Jean-Luc Godard a accordé un entretien à Ludovic Lamant et Jade Lindgaard de Mediapart : Rencontre avec Jean-Luc Godard : « On ne peut pas parler », paru hier.
Pas vraiment l’entretien espéré, qu’on en juge :
Jean-Luc Godard : « … Mediapart ne fait que ce qui se fait. Il cherche toujours qui a touché quel argent… ».
Je cite la phrase hors-contexte ? Mais quel contexte pourrait donc bien en sauver le contenu ? La difficulté était en fait ailleurs : Mediapart avait l’intention de poser des questions pour obtenir des réponses, amener Godard sur son terrain, alors que pour lui, les choses se passent nécessairement sur le terrain tel qu’il l’aura défini pour sa part, Godard ne parle pas de tout et de rien : il fait des déclarations.
Mais ce n’est pas pour cela que les journalistes sont venus, ils le reconnaissent d’ailleurs candidement :
En début d’entretien, il nous avait parlé de cinq phrases « qui me restent en mémoire, et que je répète des fois le soir pour voir si je m’en souviens encore ». Mais à ce stade de la rencontre, au bout d’une heure trente de va-et-vient douloureux entre lui et nous, nous n’y pensons plus.
Le commentaire que j’ai laissé :
Il voulait dire quelque chose en effet, et s’apercevant qu’on ne s’intéressait pas à ce qu’il aurait voulu dire – le vieux réflexe journalistique de poser des questions sur « ce qui intéresse le public » : le prochain film, avec qui ? qu’on verra quand ? – il a quand même – alors que les journalistes se levaient déjà – imposé un peu de sa pensée sous la forme filmique « Godard » : un carton où est inscrite une citation. Et là, il y en avait cinq. Godard nous gâtait, une fois encore.
Les citations, les voici :
- La première c’est une phrase de Bernanos. Dans Les Enfants humiliés, ou ailleurs. J’en ai fait un petit film, du reste, sur Sarajevo :
« La peur voyez-vous est quand même la fille de Dieu, rachetée la nuit du Vendredi saint, elle n’est pas belle à voir, tantôt éraillée, tantôt médiatique, et pourtant ne vous y trompez pas, elle est au chevet de chaque agonie, elle intercepte pour l’homme. »
C’est une phrase qui peut tout à fait se rapporter à la France d’aujourd’hui qui a peur. Même CNews peut en parler.
- La deuxième phrase est de Bergson. Elle m’avait été envoyée par un ancien régisseur, je l’avais déjà citée, il me l’a recitée, puis je l’ai fait dire à Alain Badiou dans Film Socialisme. C’est :
- « L’esprit emprunte à la matière les perceptions dont il fait sa nourriture et les lui rend sous forme de mouvement auquel il imprime sa liberté. »
- Je n’ai jamais bien compris le mot de « perception », les perceptions de la matière.
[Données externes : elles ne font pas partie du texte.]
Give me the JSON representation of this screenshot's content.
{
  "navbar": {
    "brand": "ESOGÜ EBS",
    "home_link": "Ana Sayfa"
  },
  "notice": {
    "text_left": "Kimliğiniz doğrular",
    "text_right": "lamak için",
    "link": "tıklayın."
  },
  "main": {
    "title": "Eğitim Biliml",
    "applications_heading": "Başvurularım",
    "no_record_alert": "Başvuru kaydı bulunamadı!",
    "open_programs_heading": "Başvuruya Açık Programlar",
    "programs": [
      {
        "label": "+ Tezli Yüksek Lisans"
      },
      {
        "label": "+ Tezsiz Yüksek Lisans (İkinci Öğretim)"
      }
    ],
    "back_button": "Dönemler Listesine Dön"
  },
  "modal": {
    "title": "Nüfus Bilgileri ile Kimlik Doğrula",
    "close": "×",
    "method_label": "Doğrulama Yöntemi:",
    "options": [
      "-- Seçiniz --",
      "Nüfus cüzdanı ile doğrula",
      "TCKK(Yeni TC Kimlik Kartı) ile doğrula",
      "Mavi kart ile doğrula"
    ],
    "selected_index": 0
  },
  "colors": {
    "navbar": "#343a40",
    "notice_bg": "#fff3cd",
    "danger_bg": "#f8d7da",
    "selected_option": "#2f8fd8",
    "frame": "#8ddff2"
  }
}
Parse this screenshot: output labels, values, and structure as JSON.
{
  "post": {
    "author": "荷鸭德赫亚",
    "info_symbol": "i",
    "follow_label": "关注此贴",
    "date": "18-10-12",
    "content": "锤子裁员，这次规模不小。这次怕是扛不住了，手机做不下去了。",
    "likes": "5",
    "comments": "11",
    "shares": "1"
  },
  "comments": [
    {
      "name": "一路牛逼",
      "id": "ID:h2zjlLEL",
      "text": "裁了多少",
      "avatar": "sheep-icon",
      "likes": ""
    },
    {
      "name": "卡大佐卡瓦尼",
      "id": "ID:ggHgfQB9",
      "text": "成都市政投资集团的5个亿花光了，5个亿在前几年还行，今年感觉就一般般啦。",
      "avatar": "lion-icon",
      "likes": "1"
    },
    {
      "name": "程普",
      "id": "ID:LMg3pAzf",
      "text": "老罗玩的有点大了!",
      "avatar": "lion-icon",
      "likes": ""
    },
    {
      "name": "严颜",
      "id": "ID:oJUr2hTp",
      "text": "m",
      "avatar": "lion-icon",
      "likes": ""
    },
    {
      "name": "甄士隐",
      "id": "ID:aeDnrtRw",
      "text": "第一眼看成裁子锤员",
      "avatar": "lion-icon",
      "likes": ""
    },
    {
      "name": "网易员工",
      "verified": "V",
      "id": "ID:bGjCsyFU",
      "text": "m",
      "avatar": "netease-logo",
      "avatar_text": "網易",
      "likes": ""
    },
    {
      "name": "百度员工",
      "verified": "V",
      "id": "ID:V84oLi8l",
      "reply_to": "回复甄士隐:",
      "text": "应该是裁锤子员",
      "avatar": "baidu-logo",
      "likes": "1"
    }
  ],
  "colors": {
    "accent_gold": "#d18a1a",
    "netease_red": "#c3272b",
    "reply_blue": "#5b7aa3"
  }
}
- La troisième phrase, c’est une phrase de Claude Lefort, qui était un philosophe du temps d’un petit groupement qui s’appelait Socialisme ou barbarie, à l’époque de Sartre et Simone de Beauvoir :
- « Les démocraties modernes, en faisant de la pensée un domaine politique séparé, prédisposent au totalitarisme. »
- Et voici l’image d’une jeune fille qui plus tard a écrit des livres sur le totalitarisme. (Il montre le portrait en noir et blanc d’Hannah Arendt.)
- Après il y a une quatrième phrase, vais-je me souvenir du nom de l’auteur ? Pour le retrouver, je tape sur mon iPhone le nom d’un livre qui s’appelle Masse et Puissance [publié en 1960 – ndlr].
Jean-Paul Battaglia [son assistant] : Je vais le faire… Elias Canetti.
- J’ai mis cette phrase dans Le Livre d’image – elle est dite par ma femme à ce moment-là. On pourrait la dire à Greta Thunberg :
« Nous ne sommes jamais assez tristes pour que le monde soit meilleur. »
- Et j’en rajoute une cinquième, qui est une phrase de Raymond Queneau, dont j’ai beaucoup aimé à l’époque les romans. Cet aphorisme est le suivant :
- « Tous les gens pensent que deux et deux font quatre, mais ils oublient la vitesse du vent. »
Certains commentateurs de Mediapart en tirent la conclusion qu’à 91 ans, Godard est gâteux. On vit une drôle d’époque.